Zygmunt Bauman offers two defining principles of Leftism, something that seemed pertinent after the detour into Hegemony and Socialist Strategy over the weekend.

The first assumption is that it is the duty of the community to insure its individual members against individual misfortune. And the second is that, just as the carrying capacity of a bridge is measured by the strength of its weakest support, so the quality of a society should be measured by the quality of life of its weakest members. These two constant and non-negotiable assumptions set the left on a perpetual collision course with the realities of the human condition under the rule of capitalism; they necessarily lead to charges against the capitalist order, with its twin sins of wastefulness and immorality, manifested in social injustice.
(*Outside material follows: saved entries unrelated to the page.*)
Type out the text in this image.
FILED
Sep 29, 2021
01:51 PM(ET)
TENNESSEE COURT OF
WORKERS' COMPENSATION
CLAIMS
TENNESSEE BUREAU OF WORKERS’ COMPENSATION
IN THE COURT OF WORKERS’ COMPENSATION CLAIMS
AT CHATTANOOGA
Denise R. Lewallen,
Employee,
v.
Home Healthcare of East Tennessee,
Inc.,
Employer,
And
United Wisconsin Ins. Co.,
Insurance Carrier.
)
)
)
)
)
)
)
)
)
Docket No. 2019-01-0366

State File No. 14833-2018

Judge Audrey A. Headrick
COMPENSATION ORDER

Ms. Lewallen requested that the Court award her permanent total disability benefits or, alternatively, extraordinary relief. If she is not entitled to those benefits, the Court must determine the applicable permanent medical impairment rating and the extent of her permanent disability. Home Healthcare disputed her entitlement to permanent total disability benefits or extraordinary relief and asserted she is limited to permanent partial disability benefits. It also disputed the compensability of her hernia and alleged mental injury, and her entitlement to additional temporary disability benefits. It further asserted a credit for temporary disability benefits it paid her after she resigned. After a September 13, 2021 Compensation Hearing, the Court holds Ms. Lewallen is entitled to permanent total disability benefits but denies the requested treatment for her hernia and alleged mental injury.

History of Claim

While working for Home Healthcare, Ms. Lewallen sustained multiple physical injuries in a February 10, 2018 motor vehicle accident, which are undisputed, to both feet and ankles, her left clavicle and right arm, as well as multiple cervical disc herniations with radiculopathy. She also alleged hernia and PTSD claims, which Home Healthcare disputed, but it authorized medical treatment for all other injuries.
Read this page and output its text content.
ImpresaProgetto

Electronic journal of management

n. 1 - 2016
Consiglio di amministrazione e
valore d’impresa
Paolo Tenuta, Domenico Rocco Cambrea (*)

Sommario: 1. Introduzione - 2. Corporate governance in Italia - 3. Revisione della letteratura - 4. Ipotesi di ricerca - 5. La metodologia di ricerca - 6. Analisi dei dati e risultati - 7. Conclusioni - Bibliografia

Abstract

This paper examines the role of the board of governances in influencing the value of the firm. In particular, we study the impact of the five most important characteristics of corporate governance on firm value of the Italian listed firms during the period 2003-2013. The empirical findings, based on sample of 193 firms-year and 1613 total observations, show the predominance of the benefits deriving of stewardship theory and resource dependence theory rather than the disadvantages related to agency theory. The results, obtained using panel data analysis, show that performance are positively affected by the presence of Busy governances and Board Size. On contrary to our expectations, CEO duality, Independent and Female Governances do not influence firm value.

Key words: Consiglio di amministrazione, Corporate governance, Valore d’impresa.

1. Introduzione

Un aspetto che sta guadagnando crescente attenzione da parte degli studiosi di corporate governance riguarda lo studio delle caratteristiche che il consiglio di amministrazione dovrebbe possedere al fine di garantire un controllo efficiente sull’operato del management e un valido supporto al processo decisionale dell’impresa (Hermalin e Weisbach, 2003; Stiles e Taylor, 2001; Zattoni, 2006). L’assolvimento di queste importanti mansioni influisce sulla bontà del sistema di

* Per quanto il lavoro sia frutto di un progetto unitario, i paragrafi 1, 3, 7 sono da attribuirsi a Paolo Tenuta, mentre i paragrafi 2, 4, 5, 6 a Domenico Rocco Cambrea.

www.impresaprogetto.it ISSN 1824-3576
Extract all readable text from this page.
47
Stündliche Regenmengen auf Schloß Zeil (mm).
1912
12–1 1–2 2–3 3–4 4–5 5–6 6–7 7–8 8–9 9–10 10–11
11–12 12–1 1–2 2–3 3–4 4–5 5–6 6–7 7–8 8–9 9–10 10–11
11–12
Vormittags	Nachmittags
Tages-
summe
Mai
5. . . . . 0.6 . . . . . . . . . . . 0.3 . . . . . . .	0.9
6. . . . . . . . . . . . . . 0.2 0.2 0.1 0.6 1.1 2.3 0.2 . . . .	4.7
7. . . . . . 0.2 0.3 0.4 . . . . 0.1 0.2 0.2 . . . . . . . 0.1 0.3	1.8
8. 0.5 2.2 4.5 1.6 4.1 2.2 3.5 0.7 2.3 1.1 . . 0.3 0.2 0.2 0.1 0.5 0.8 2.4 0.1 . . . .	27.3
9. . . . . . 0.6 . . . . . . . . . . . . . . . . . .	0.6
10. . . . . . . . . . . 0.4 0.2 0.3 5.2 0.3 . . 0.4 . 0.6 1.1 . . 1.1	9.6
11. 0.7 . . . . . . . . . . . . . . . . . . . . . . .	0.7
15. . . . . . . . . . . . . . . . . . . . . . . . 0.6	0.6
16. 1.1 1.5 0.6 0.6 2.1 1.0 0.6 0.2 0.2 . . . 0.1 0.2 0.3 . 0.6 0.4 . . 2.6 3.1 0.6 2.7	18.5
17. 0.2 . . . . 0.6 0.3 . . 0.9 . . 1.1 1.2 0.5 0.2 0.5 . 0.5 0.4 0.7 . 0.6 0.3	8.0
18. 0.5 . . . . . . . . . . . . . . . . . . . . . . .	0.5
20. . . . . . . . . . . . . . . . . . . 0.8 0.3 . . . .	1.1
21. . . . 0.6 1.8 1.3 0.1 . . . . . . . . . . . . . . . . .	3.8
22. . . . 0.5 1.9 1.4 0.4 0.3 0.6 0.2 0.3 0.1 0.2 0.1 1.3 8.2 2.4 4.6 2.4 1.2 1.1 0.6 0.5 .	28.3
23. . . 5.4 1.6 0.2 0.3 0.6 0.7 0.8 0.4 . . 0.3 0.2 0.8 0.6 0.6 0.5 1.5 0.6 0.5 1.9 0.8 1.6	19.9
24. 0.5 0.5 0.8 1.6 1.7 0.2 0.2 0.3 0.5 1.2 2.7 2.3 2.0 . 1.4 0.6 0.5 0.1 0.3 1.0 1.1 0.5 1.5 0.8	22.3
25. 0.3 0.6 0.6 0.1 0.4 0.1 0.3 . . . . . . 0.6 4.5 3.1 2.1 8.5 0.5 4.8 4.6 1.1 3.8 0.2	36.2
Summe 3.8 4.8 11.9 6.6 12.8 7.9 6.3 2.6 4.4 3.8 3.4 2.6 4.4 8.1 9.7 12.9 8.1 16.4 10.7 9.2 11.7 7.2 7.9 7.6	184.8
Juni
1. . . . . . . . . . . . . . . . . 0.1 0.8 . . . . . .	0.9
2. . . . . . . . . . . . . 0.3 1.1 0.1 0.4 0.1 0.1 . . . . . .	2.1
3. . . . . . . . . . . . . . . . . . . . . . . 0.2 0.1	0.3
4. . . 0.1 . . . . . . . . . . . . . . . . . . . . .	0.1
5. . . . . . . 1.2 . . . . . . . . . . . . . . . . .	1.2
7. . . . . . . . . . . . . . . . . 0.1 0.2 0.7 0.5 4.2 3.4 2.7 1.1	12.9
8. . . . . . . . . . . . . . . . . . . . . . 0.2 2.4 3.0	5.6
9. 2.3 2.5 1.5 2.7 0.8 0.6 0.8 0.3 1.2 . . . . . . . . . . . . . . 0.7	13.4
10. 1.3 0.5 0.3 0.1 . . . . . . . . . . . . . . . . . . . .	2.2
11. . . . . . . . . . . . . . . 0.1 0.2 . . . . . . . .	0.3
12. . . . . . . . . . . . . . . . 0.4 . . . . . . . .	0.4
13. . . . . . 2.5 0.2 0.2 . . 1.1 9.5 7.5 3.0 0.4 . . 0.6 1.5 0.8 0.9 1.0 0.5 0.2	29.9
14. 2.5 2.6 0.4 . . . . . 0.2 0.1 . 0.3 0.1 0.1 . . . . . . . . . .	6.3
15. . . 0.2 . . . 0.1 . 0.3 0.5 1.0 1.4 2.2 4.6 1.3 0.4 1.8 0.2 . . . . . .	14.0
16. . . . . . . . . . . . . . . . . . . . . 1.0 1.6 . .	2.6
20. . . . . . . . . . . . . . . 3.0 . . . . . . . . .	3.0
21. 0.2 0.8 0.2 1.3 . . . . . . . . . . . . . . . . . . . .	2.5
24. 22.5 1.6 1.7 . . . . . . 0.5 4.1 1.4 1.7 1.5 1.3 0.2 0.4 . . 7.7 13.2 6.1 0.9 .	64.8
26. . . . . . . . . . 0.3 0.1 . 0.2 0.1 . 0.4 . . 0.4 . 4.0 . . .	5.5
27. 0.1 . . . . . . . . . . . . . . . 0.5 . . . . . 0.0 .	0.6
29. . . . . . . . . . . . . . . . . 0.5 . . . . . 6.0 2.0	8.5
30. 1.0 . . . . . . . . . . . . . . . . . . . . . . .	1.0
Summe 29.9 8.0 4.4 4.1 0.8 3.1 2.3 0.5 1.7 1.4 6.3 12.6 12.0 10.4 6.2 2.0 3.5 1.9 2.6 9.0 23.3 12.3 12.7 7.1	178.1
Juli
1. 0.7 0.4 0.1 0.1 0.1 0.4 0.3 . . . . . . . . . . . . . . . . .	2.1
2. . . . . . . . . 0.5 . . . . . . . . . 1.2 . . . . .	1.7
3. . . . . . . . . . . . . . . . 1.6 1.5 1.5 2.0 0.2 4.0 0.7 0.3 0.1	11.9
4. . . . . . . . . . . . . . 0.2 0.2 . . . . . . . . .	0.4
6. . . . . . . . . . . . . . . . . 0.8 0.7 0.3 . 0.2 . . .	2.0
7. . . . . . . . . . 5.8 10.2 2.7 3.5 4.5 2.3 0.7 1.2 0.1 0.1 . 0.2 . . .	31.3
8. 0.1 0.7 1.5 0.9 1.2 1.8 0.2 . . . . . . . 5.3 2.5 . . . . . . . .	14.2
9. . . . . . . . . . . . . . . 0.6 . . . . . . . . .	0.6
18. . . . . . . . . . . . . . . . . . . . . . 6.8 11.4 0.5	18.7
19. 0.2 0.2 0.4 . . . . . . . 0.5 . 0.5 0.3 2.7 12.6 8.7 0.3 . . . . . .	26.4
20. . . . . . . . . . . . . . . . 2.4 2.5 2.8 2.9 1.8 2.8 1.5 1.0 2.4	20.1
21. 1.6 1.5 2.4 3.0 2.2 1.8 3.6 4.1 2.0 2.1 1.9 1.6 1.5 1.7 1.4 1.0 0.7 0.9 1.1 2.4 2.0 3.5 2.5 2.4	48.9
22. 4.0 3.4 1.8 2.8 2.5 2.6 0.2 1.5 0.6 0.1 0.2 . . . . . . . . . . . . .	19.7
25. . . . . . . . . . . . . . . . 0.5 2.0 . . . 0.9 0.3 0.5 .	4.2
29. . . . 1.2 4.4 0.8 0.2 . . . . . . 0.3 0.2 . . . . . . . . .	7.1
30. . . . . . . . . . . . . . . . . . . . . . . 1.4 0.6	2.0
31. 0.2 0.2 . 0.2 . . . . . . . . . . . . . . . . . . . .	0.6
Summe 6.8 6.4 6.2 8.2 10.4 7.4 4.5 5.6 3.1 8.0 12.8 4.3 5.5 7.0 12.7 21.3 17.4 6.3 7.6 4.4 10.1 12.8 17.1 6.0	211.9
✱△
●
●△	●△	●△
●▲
In other words, leftist politics are a matter of supplying a social safety net and inverting the assumption that socioeconomic benefits trickle down from the top, after the wealthiest of society are given the leeway to pursue their greed to the utmost. Wealth provides a wider latitude of opportunity, and those on the Right tend to argue that inhibiting those opportunities compromises possibilities for everyone on down the totem pole. But if Bauman’s principles are respected, we must consider the person in society with the least social and financial and human capital as the focus of our concerns. Capitalist society’s failure to enhance these people’s capital is what makes it guilty of “wastefulness and immorality” — strange charges when you consider capitalism’s heedless drive for efficiency is generally its operating principle. Capitalism tends to concentrate wealth in the hands of the few, who then use their enlarged opportunities to continue to consolidate their advantages. Political disagreements often revolve around whether this process generates opportunities for everyone else, has no particular net effect on opportunity, or positively harms those left behind. That in turn hinges on how one views the problems of relative wealth, egalitarianism, environmental risk, community solidarity, ambition’s place in meritocracy, the danger of moral hazard in social protections, and so on. To my mind, the most compelling argument regarding the dangers of economic inequality is that it yields political inequality; the wealthy are able to seize control of government and use it to protect their interests at the expense of opportunity for others — social mobility is inhibited and democratic processes devolve into sham practices, with consumer choice masquerading as political choice, and prosperity of the “look how many flat-screen TVs Americans bought” sort supplanting freedom. So in a statement like this”

Unless closely watched and checked, markets tend to produce a lot of waste and lead to the deepening polarisation of human conditions and life prospects. They also generate insecurity, promoting and reinforcing feelings of abandonment, alienation and loneliness.

I would want the remark about waste clarified, given some kind of measure. It may be that capitalism’s hostility to waste, its tendency to label nonproductive behavior as inefficient and wasteful, that yields the polarization, the alienation, the loneliness. Capitalism’s view of waste needs to be set against a leftist version that’s persuasive, a definition of waste that hinges on a sense of a wasted life, of insecurity as wasted, counterproductive and socially corrosive mental energy.

Bauman translates his two defining principles into this definition:

The left is best described as a stance of permanent criticism of the realities of social life, which always fall short of the values a society professes and promises to serve. The left is not committed to any specific model of human togetherness: the sole model it refuses to tolerate is a regime that deems itself perfect – or at least the best of all possible worlds – and therefore immune to questioning.

This definition shows Bauman has assimilated of Laclau and Mouffe’s point of there being no given, natural inevitable constituency for socialism, and it hearkens to the notion of permanent revolution. He seems to elevate critical thinking to the level of an end in itself, not necessarily because critical thinking is a practice commensurate with the dignity of humankind (which is why I’d advocate it for its own sake) but because of a realist assessment of what’s possible. This is akin to Zizek’s prescription for “pessimistic leftism”, touched on in this brief interview.

But ultimately he conceives of Leftism’s mission to promulgate the “social state” — something like Sweden. Which means the left must come up with an answer to the ammunition provided by stories like this one, which suggests the incentives in the Swedish system are creating freeloaders rather than the fully dignified humans we leftists would like to see.